猫がはげるほど体をなめてしまう。ストレスが原因と安易に決めつけるのは危険です。もっと具体的な原因が潜んでいるのかもしれません。
よく見られる2つの原因
この症状でよく見られる具体的な原因は、カビとアレルギーの2つです。この記事で対象としている患部(ハゲ)の部位は以下の場所です。
- お腹
- 頭
- 足
- 首
- 耳
- 耳の後ろ
- 口の周り
カビ(真菌症)
猫の顔のまわりや足に円形のハゲができるのは、典型的な真菌症(皮膚糸状菌症)の症状です。
真菌(しんきん)とはカビの一種です。イメージしやすいところでは、人の水虫やたむしも真菌です。この真菌が皮膚に感染して皮膚炎が起こる訳です。
円形に脱毛するのが特徴です。ふけが出たり、うすいカサブタができたりします。舐めたり掻いたりすると他の部分にも広がります。
カビの仲間なので高温多湿を好み、夏場は悪化しやすい傾向があります。どこにでもあるカビですが、やはり抵抗力が弱い子猫や老猫、免疫力が落ちている猫に症状が出やすいです。動物病院での長期の治療が必要になります。
アレルギー(好酸球性皮膚炎)
猫の背中、足、肉球、唇などにブツブツとした発疹が繰り返し出現し、かゆがって噛んだりしているうちに赤くただれてハゲてしまい、出血するまでになってしまうのが、好酸球性皮膚炎の症状です。
動物の血液の中で、白血球は様々な外敵から体を守っています。この白血球の中で、主に細菌やウィルスなどから体を守っているのが「好中球」と「リンパ球」と呼ばれ、主に寄生虫などから体を守っているのが「好酸球」と呼ばれます。好酸球は寄生虫を退治する以外に、アレルギー反応の起きている場所へ急行して対処する任務も担っています。
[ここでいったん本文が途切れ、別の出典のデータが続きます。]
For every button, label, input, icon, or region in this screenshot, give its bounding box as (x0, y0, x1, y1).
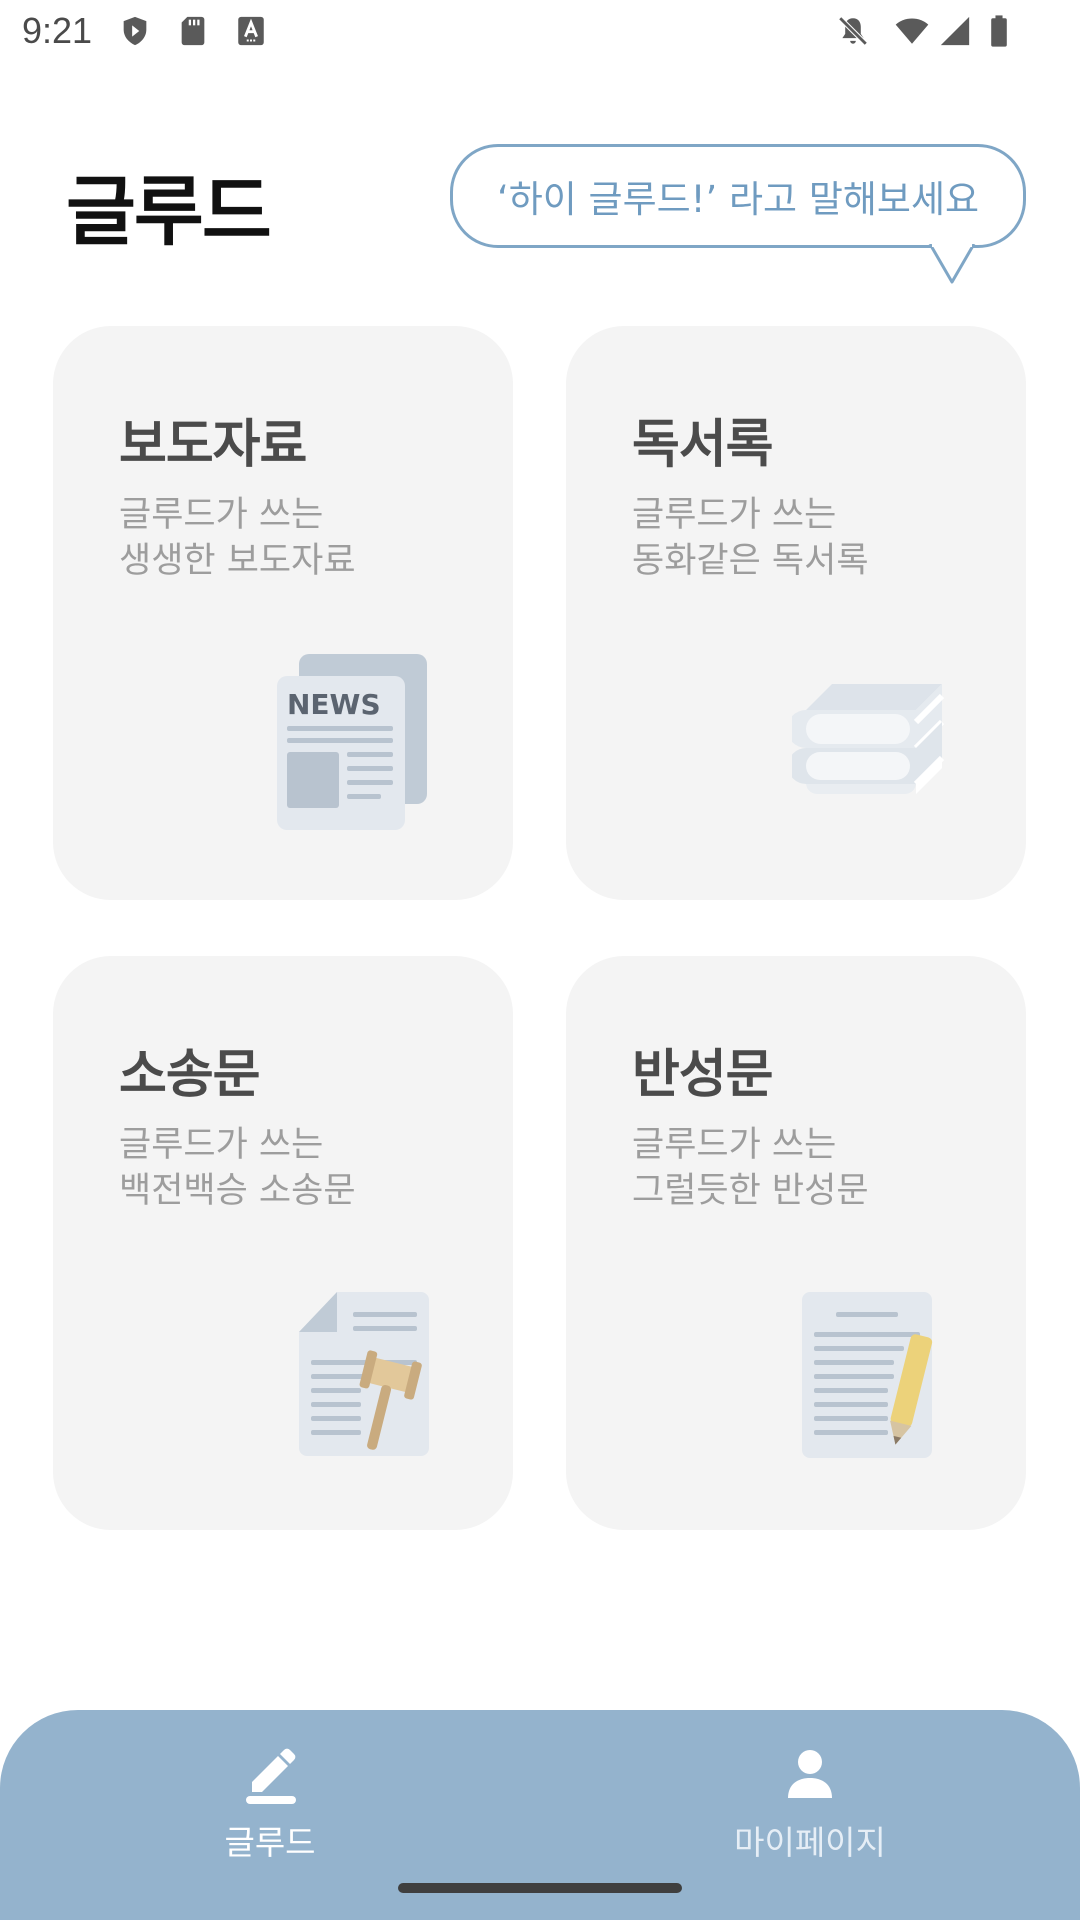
card-subtitle-line1: 글루드가 쓰는 (632, 495, 837, 535)
status-bar: 9:21 (0, 0, 1080, 64)
newspaper-icon: NEWS (275, 652, 435, 832)
sd-card-icon (176, 14, 210, 48)
card-subtitle-line1: 글루드가 쓰는 (119, 1125, 324, 1165)
voice-hint-text: ‘하이 글루드!’ 라고 말해보세요 (496, 178, 980, 221)
cellular-signal-icon (938, 14, 972, 48)
nav-label: 글루드 (224, 1823, 316, 1862)
home-indicator[interactable] (398, 1883, 682, 1893)
status-time: 9:21 (22, 10, 93, 51)
person-icon (780, 1744, 840, 1804)
wifi-icon (892, 14, 932, 48)
news-label: NEWS (287, 688, 381, 721)
card-book-report[interactable]: 독서록 글루드가 쓰는 동화같은 독서록 (566, 326, 1026, 900)
card-title: 반성문 (632, 1045, 774, 1105)
voice-hint-bubble: ‘하이 글루드!’ 라고 말해보세요 (450, 144, 1026, 248)
nav-label: 마이페이지 (734, 1823, 886, 1862)
card-title: 보도자료 (119, 415, 307, 475)
card-subtitle-line1: 글루드가 쓰는 (632, 1125, 837, 1165)
bubble-tail-icon (928, 244, 978, 286)
card-subtitle-line2: 동화같은 독서록 (632, 541, 869, 581)
document-pencil-icon (796, 1290, 956, 1470)
card-press-release[interactable]: 보도자료 글루드가 쓰는 생생한 보도자료 NEWS (53, 326, 513, 900)
document-gavel-icon (289, 1290, 449, 1470)
pencil-icon (240, 1744, 300, 1804)
card-lawsuit[interactable]: 소송문 글루드가 쓰는 백전백승 소송문 (53, 956, 513, 1530)
card-title: 독서록 (632, 415, 774, 475)
shield-icon (118, 14, 152, 48)
notifications-off-icon (836, 14, 870, 48)
text-a-icon (234, 14, 268, 48)
card-subtitle-line2: 생생한 보도자료 (119, 541, 356, 581)
page-title: 글루드 (66, 167, 272, 256)
bottom-navigation: 글루드 마이페이지 (0, 1710, 1080, 1920)
card-subtitle-line2: 백전백승 소송문 (119, 1171, 356, 1211)
books-icon (792, 662, 952, 842)
card-subtitle-line1: 글루드가 쓰는 (119, 495, 324, 535)
card-subtitle-line2: 그럴듯한 반성문 (632, 1171, 869, 1211)
card-apology-letter[interactable]: 반성문 글루드가 쓰는 그럴듯한 반성문 (566, 956, 1026, 1530)
nav-item-mypage[interactable]: 마이페이지 (660, 1734, 960, 1864)
card-title: 소송문 (119, 1045, 261, 1105)
battery-icon (982, 14, 1016, 48)
nav-item-glude[interactable]: 글루드 (120, 1734, 420, 1864)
この好酸球がアレルギーに対して頑張り過ぎてしまった結果、本来は寄生虫などに対して使う武器を自分に向けてしまい、自分で自分の体を傷つける状態に陥っているのが好酸球性皮膚炎です。
考えられるアレルギー物質には次のようなものがあります。
治療法
真菌症の主な治療法は、塗り薬とシャンプーになります。イトリゾールなどの抗真菌薬(飲み薬)もあるのですが、副作用の心配があります。人の水虫と同じで、真菌症は治りにくい病気です。根気強い治療が必要です。
以下、実際の治療の例です。
- まず、患部の毛を剃って薬が浸透しやすい状態にします。
- そして塗り薬を1日2回ほど塗ります。ただしステロイドが入っている薬は塗り過ぎると症状が悪化する恐れがあるので、獣医師に指示された回数を厳守する必要があります。
- 並行して、真菌に効果があるシャンプーで(ノルバサンサージカルスクラブなど)で週2回ほどシャンプーします。
この飼い主の猫が治るまでに4ヶ月かかりました。
好酸球性皮膚炎の治療も、まずはアレルゲンの特定から始まり、薬剤(ステロイド、抗菌剤など)、ノミ予防、シャンプー療法、低アレルギー食の給餌など複合的な治療が必要になります。
いずれの場合も、素人考えで市販の薬などを用いるのは避けるべきです。安易に人間用の薬を使うなど論外です。動物病院で信頼できる獣医師の指示に従って治療を受けなければなりません。